Scuppernong is arguably the most well-known assortment of muscadine grape (Vitis rotundifolia) climbed through U. S. Department of Agriculture plant hardiness zones 6 through 9. This fast-growing, hardy native American grape is a great selection for home gardeners who need lots of big grapes for making juice, jelly or wine. Even though they require less maintenance than bunching grapes, muscadines have to be pruned aggressively to keep them in perfect shape — also much old timber is detrimental to fruit production.
Prune a newly planted muscadine grape to a major stem with no more than two or three buds emerging from it. Allow the plant to climb to the very top of its support the first year, removing all but the strongest length of vine once it goes dormant in the late fall or early winter. Remove any portion of the major vine that reaches over a few inches past the cover of the wire at dormancy, to induce the formation of unwanted shoots.

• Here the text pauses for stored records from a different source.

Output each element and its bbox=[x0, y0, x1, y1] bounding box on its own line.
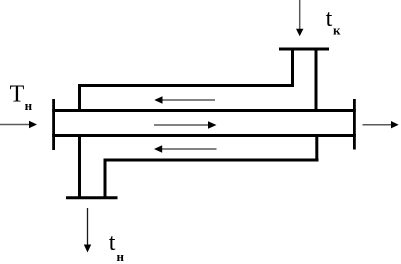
label t_k (cold inlet temperature) bbox=[326, 6, 341, 38]
annulus upper flow arrow (leftward) bbox=[154, 96, 215, 104]
outlet flow arrow (cold stream out, bottom) bbox=[84, 208, 91, 253]
outlet flow arrow (hot stream out, right) bbox=[363, 121, 399, 128]
svg-text:Т: Т bbox=[10, 81, 25, 107]
inlet flow arrow (cold stream in, top) bbox=[296, 0, 303, 36]
left shell end wall bbox=[78, 84, 81, 112]
label T_n (hot inlet temperature) bbox=[10, 81, 33, 113]
inlet branch right wall bbox=[315, 49, 318, 112]
outlet branch left wall bbox=[78, 134, 81, 197]
outlet branch right wall bbox=[104, 159, 107, 198]
right flange bbox=[353, 99, 356, 150]
right shell end wall bbox=[315, 134, 318, 162]
inner tube flow arrow (rightward) bbox=[154, 121, 217, 129]
inlet branch flange bar bbox=[279, 48, 329, 51]
svg-text:н: н bbox=[25, 98, 33, 113]
inner tube top wall bbox=[52, 109, 356, 112]
shell top wall bbox=[78, 84, 294, 87]
inlet flow arrow (hot stream in, left) bbox=[0, 121, 37, 128]
inlet branch left wall bbox=[291, 49, 294, 87]
shell bottom wall bbox=[104, 159, 319, 162]
annulus lower flow arrow (leftward) bbox=[154, 145, 217, 153]
svg-text:к: к bbox=[333, 23, 341, 38]
svg-text:t: t bbox=[109, 230, 116, 256]
label t_n (cold outlet temperature) bbox=[109, 230, 125, 264]
svg-text:t: t bbox=[326, 6, 333, 32]
svg-text:н: н bbox=[117, 249, 125, 264]
outlet branch flange bar bbox=[66, 196, 118, 199]
left flange bbox=[52, 99, 55, 150]
inner tube bottom wall bbox=[52, 134, 356, 137]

Allow new buds to develop on surface of your vine at a 90-degree angle from the main back during the next season. Select the best two to four buds, depending upon your trellis style, and get rid of the remainder as soon as they are approximately 2 inches long. Remove any buds that develop below the top of your grape trellis or so are clustered close to other buds. Allow both to four sections you kept to develop along the surface of the trellis in various directions to their entire length during the next season.
Thin the buds that form along the lateral parts of the vine in the preceding year to no longer than approximately six, spaced evenly along the length of every section, early in the spring of the next season. At the close of the season, remove these six sections of vine to support fruiting the following year — muscadines fruit only on new wood, so these old fruiting canes are a naturally drag on the plant’s sources. Continue removing fruiting canes at the end of each growing season for the life of the muscadine vine.